Our data do not imply that phage λ is unable to infect starved bacteria. As shown in Kourilsky (1974) and Geng et al. (2024), λ can indeed infect and replicate in nutrient-limited cells. Our results specifically indicate that λ infection under starvation proceeds with a reduced adsorption rate, while T5 maintains the same adsorption rate even when the host is starved. Thus, our conclusion is that T5 is insensitive to the host metabolic state at the level of adsorption, whereas λ is not. We acknowledge that the wording in line 303 may have unintentionally led to confusion, and we have revised this part of the text to avoid that.
(2) The following comments relate to the text and figures in the manuscript. There are many places in the manuscript that could use fine proofreading and copy-editing for clarity and consistency. For example:
(2.1) If I understand it correctly, the equation in between lines 109 and 110 should be clarified using terms such as "Free viral particles after mixing with bacteria in Arsenate and Azide" and "Free viral particles in bacteria-free buffer with Arsenate and Azide". As it stands, it is not clear which terms correspond to conditions where bacteria are present.
The equation has been updated to explicitly indicate which terms refer to mixtures containing bacteria and which refer to bacteria-free controls, so that the correspondence between conditions is now clear.
(2.2) Equations in between line 276 and 283, and elsewhere: Some concentration terms are enclosed in brackets ("[BP]"), while most are not.
This notation has been clarified. We now use “[PB]” specifically to denote the transient phage–bacterium complex, distinguishing it from the product P⋅B. All other concentration terms are written without brackets for consistency.
(2.3) Figure 4 and in equations: "BP" or "PB"?
The notation has been made consistent throughout; we now use “PB” exclusively to denote the phage–bacterium complex.
(2.4) Line 284 and line 286: The "inj" in "k_inj" is sometimes italicized, sometimes not.
The notation has been standardized so that k_inj is now formatted consistently throughout the manuscript, without italicizing “inj.” Also we have replaced k_inj by k_com to reflect that our assay resolves irreversible phage commitment rather than DNA injection specifically.
(2.5) Figure 5: Was the step "Estimate cell numbers from OD" really performed on the next day after the experiment (i.e., >12 hours after infection and phage plating), not immediately after cell washing?
Thank you for pointing this out.

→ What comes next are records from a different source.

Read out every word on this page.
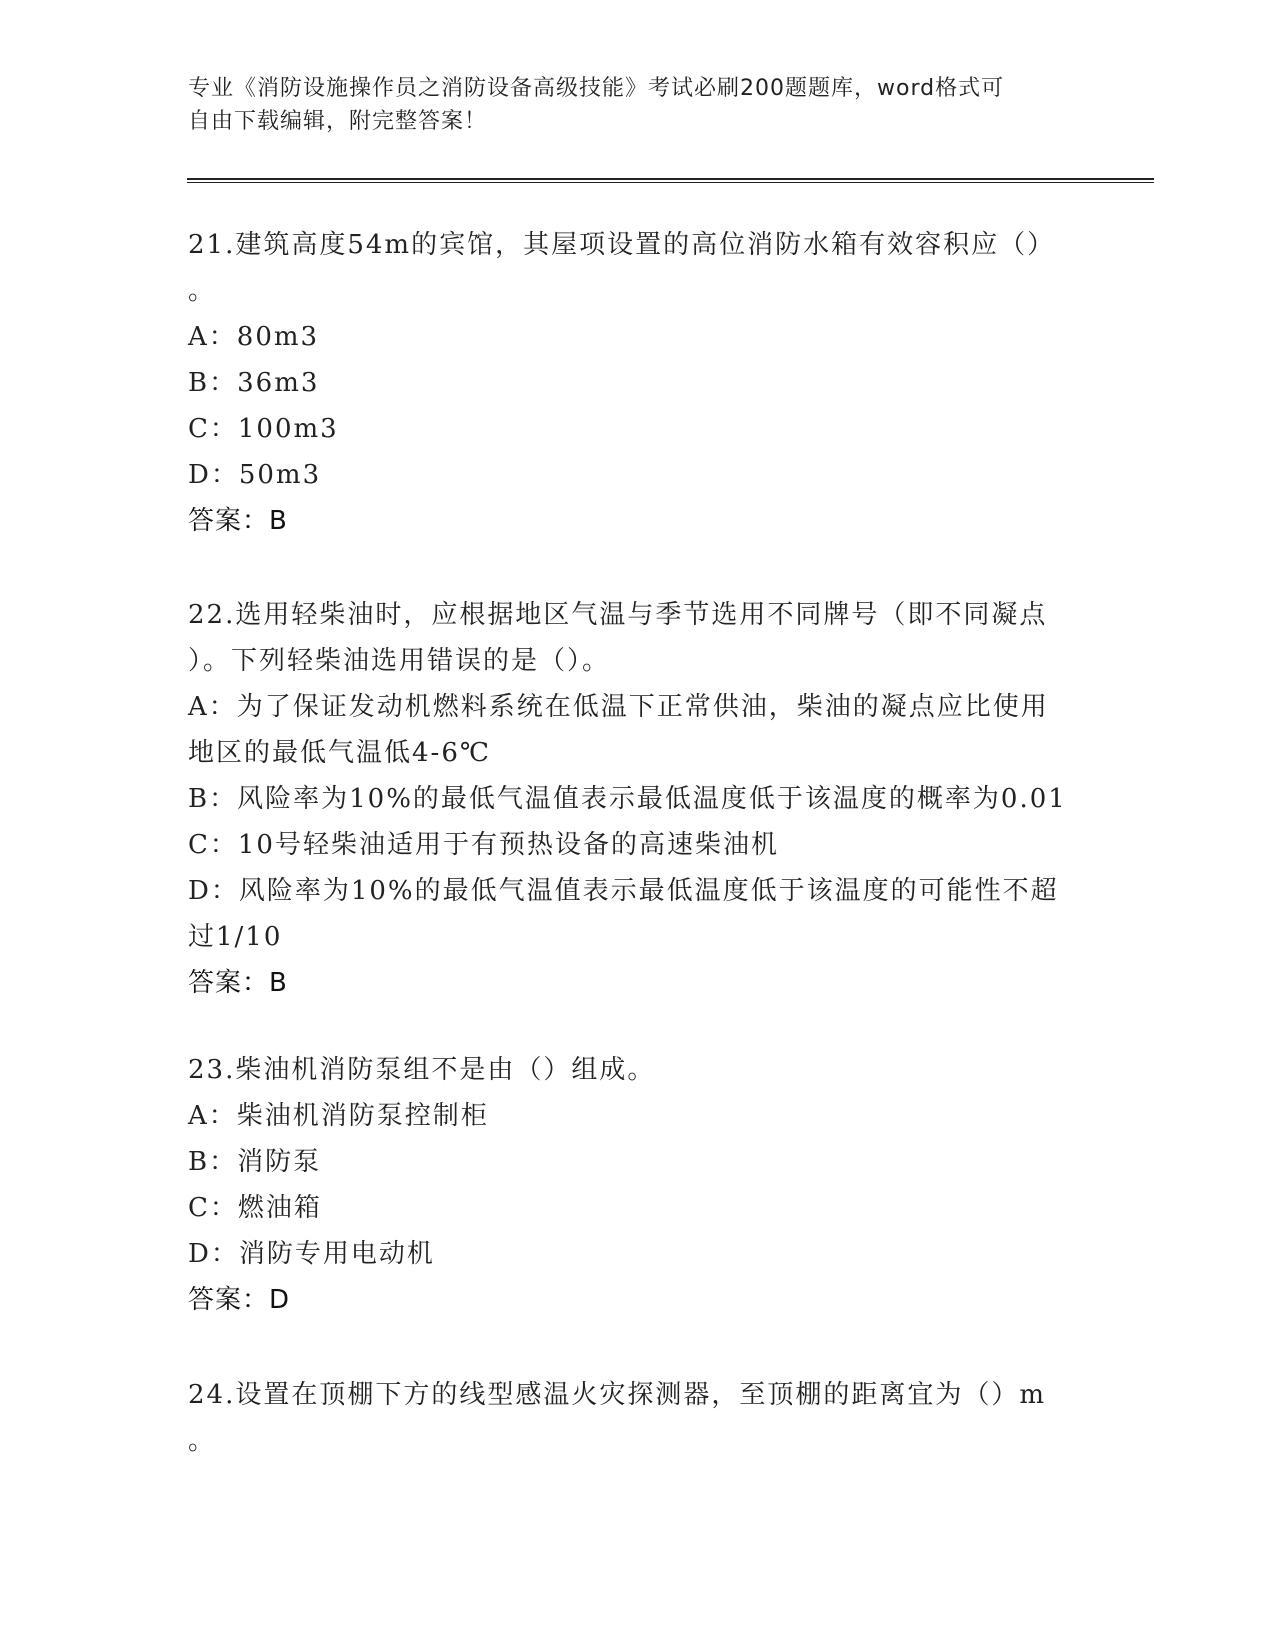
专业《消防设施操作员之消防设备高级技能》考试必刷200题题库，word格式可
自由下载编辑，附完整答案！
21.建筑高度54m的宾馆，其屋项设置的高位消防水箱有效容积应（）
。
A：80m3
B：36m3
C：100m3
D：50m3
答案：B
22.选用轻柴油时，应根据地区气温与季节选用不同牌号（即不同凝点
）。下列轻柴油选用错误的是（）。
A：为了保证发动机燃料系统在低温下正常供油，柴油的凝点应比使用
地区的最低气温低4-6℃
B：风险率为10%的最低气温值表示最低温度低于该温度的概率为0.01
C：10号轻柴油适用于有预热设备的高速柴油机
D：风险率为10%的最低气温值表示最低温度低于该温度的可能性不超
过1/10
答案：B
23.柴油机消防泵组不是由（）组成。
A：柴油机消防泵控制柜
B：消防泵
C：燃油箱
D：消防专用电动机
答案：D
24.设置在顶棚下方的线型感温火灾探测器，至顶棚的距离宜为（）m
。
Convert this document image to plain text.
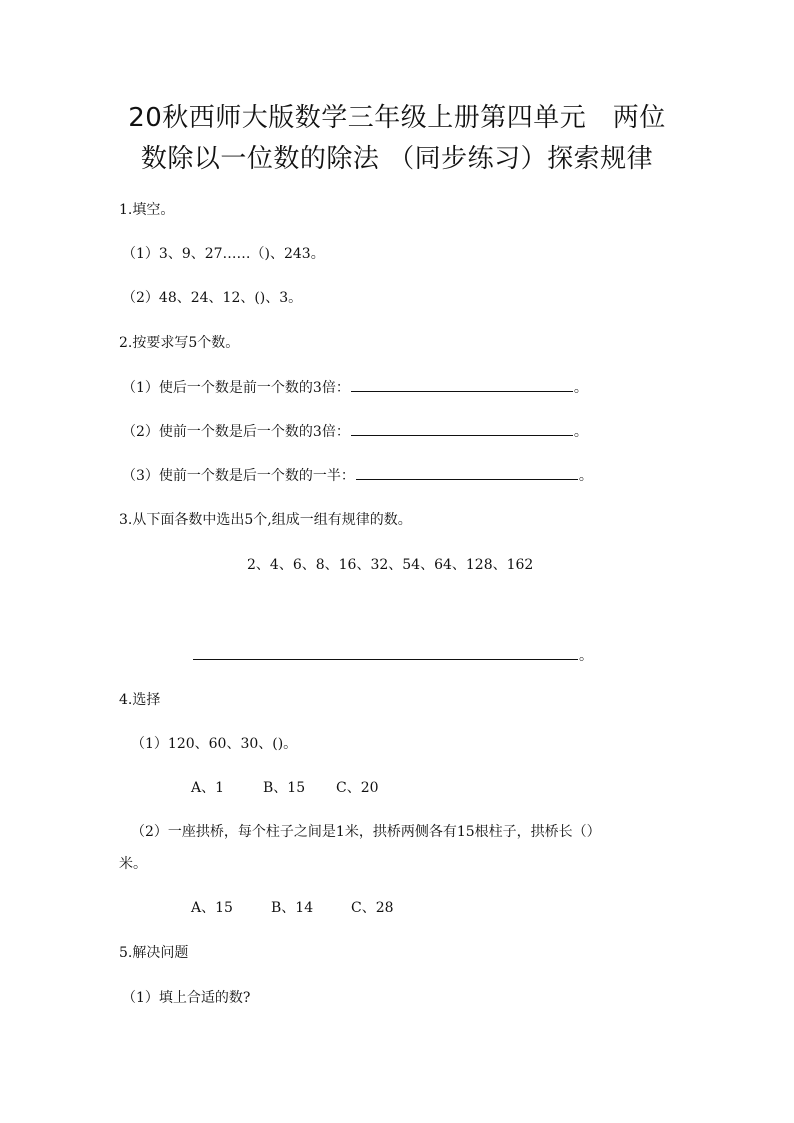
20秋西师大版数学三年级上册第四单元　两位
数除以一位数的除法 （同步练习）探索规律
1.填空。
（1）3、9、27……（)、243。
（2）48、24、12、()、3。
2.按要求写5个数。
（1）使后一个数是前一个数的3倍：	。
（2）使前一个数是后一个数的3倍：	。
（3）使前一个数是后一个数的一半：	。
3.从下面各数中选出5个,组成一组有规律的数。
2、4、6、8、16、32、54、64、128、162
。
4.选择
（1）120、60、30、()。
A、1	B、15 C、20
（2）一座拱桥，每个柱子之间是1米，拱桥两侧各有15根柱子，拱桥长（）
米。
A、15	B、14	C、28
5.解决问题
（1）填上合适的数?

The figure has been updated to reflect the correct order of steps: cell numbers are estimated from OD immediately after washing, followed by overnight incubation of the plates.

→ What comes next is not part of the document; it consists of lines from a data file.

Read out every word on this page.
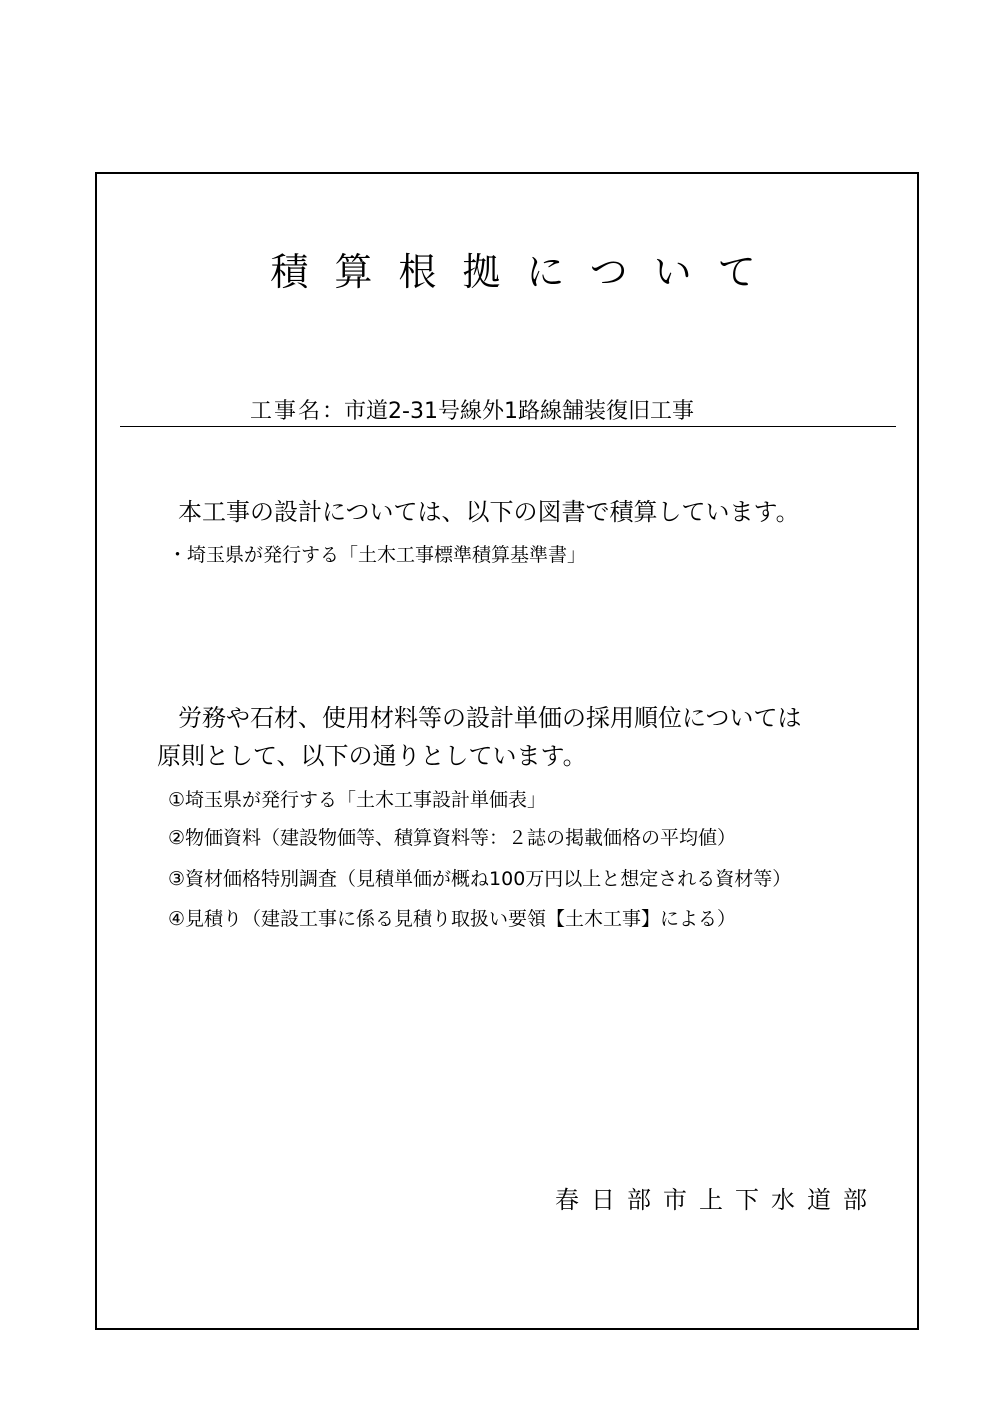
積算根拠について
工事名：市道2-31号線外1路線舗装復旧工事
本工事の設計については、以下の図書で積算しています。
・埼玉県が発行する「土木工事標準積算基準書」
労務や石材、使用材料等の設計単価の採用順位については
原則として、以下の通りとしています。
①埼玉県が発行する「土木工事設計単価表」
②物価資料（建設物価等、積算資料等：２誌の掲載価格の平均値）
③資材価格特別調査（見積単価が概ね100万円以上と想定される資材等）
④見積り（建設工事に係る見積り取扱い要領【土木工事】による）
春日部市上下水道部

(2.6) Figure S1: As it stands now, the x-axis of each panel can be read either as "Permissive, Resistant bacteria, Buffer" (missing "bacteria" for the first pair of bars), or "Permissive (bacteria), Resistant (bacteria), Buffer (bacteria)" (extra "bacteria" for the last pair of bars).
The intended interpretation is the second one (permissive bacteria, resistant bacteria, buffer).

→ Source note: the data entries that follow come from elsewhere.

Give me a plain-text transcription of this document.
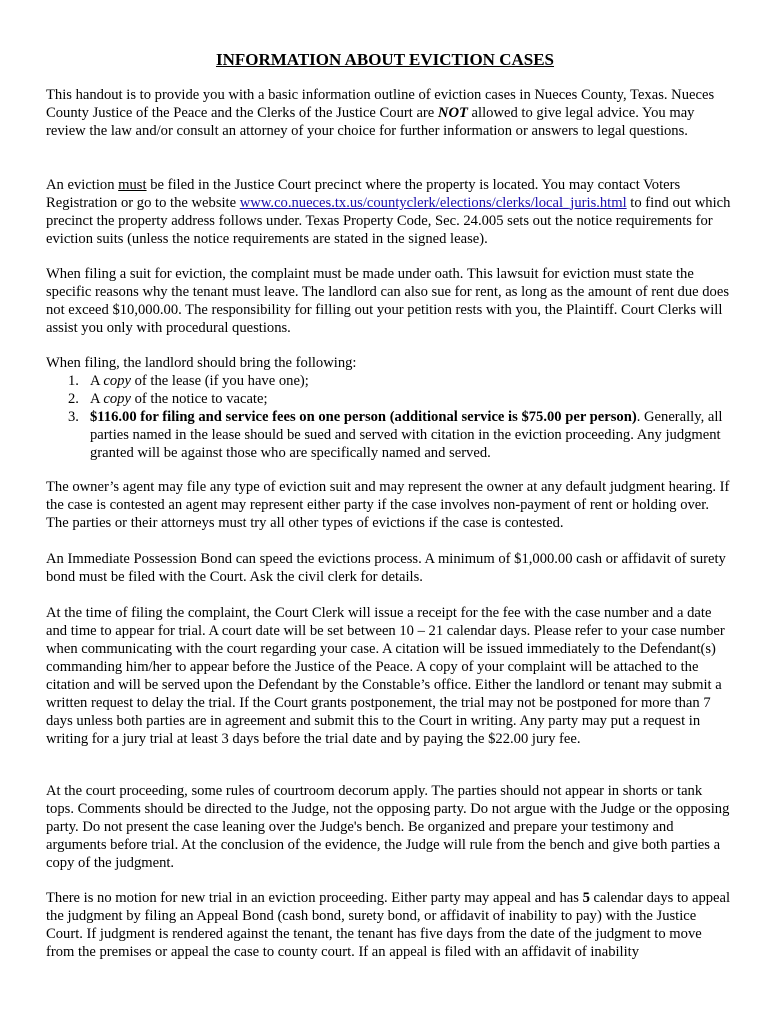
INFORMATION ABOUT EVICTION CASES

This handout is to provide you with a basic information outline of eviction cases in Nueces County, Texas. Nueces County Justice of the Peace and the Clerks of the Justice Court are NOT allowed to give legal advice. You may review the law and/or consult an attorney of your choice for further information or answers to legal questions.

An eviction must be filed in the Justice Court precinct where the property is located. You may contact Voters Registration or go to the website www.co.nueces.tx.us/countyclerk/elections/clerks/local_juris.html to find out which precinct the property address follows under. Texas Property Code, Sec. 24.005 sets out the notice requirements for eviction suits (unless the notice requirements are stated in the signed lease).

When filing a suit for eviction, the complaint must be made under oath. This lawsuit for eviction must state the specific reasons why the tenant must leave. The landlord can also sue for rent, as long as the amount of rent due does not exceed $10,000.00. The responsibility for filling out your petition rests with you, the Plaintiff. Court Clerks will assist you only with procedural questions.

When filing, the landlord should bring the following:

1. A copy of the lease (if you have one);
2. A copy of the notice to vacate;
3. $116.00 for filing and service fees on one person (additional service is $75.00 per person). Generally, all parties named in the lease should be sued and served with citation in the eviction proceeding. Any judgment granted will be against those who are specifically named and served.

The owner’s agent may file any type of eviction suit and may represent the owner at any default judgment hearing. If the case is contested an agent may represent either party if the case involves non-payment of rent or holding over. The parties or their attorneys must try all other types of evictions if the case is contested.

An Immediate Possession Bond can speed the evictions process. A minimum of $1,000.00 cash or affidavit of surety bond must be filed with the Court. Ask the civil clerk for details.

At the time of filing the complaint, the Court Clerk will issue a receipt for the fee with the case number and a date and time to appear for trial. A court date will be set between 10 – 21 calendar days. Please refer to your case number when communicating with the court regarding your case. A citation will be issued immediately to the Defendant(s) commanding him/her to appear before the Justice of the Peace. A copy of your complaint will be attached to the citation and will be served upon the Defendant by the Constable’s office. Either the landlord or tenant may submit a written request to delay the trial. If the Court grants postponement, the trial may not be postponed for more than 7 days unless both parties are in agreement and submit this to the Court in writing. Any party may put a request in writing for a jury trial at least 3 days before the trial date and by paying the $22.00 jury fee.

At the court proceeding, some rules of courtroom decorum apply. The parties should not appear in shorts or tank tops. Comments should be directed to the Judge, not the opposing party. Do not argue with the Judge or the opposing party. Do not present the case leaning over the Judge's bench. Be organized and prepare your testimony and arguments before trial. At the conclusion of the evidence, the Judge will rule from the bench and give both parties a copy of the judgment.

There is no motion for new trial in an eviction proceeding. Either party may appeal and has 5 calendar days to appeal the judgment by filing an Appeal Bond (cash bond, surety bond, or affidavit of inability to pay) with the Justice Court. If judgment is rendered against the tenant, the tenant has five days from the date of the judgment to move from the premises or appeal the case to county court. If an appeal is filed with an affidavit of inability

(2.7) Figure S3: The panel letters "A" and "B" are missing in the figure. Also, it is not clear why the legend for the five phages and the legend for the measurement times are not combined.
Following the suggestions from all of the reviewers we have removed Figure S3 as it created more confusion than clarity.
(2.8) Strain table in the Methods and Materials: Please write genotypes with italicization, and consistently indicate mutations and deletions with the minus sign superscript or the Δ prefix. Also, for the S3222 strain: Is it really the entire Mal regulon mutated ("Mal-"), or just lamB-? In Brown et al. 2022, it was only the latter.
Genotypes have been reformatted with consistent notation. For S3222, the correct designation is Mal-, as in the SI of Brown et al. 2022. In this case, Mal- is intended as a phenotypic designation rather than a specific genotype, and we have therefore formatted it accordingly, i.e. neither italicized nor written in lower case.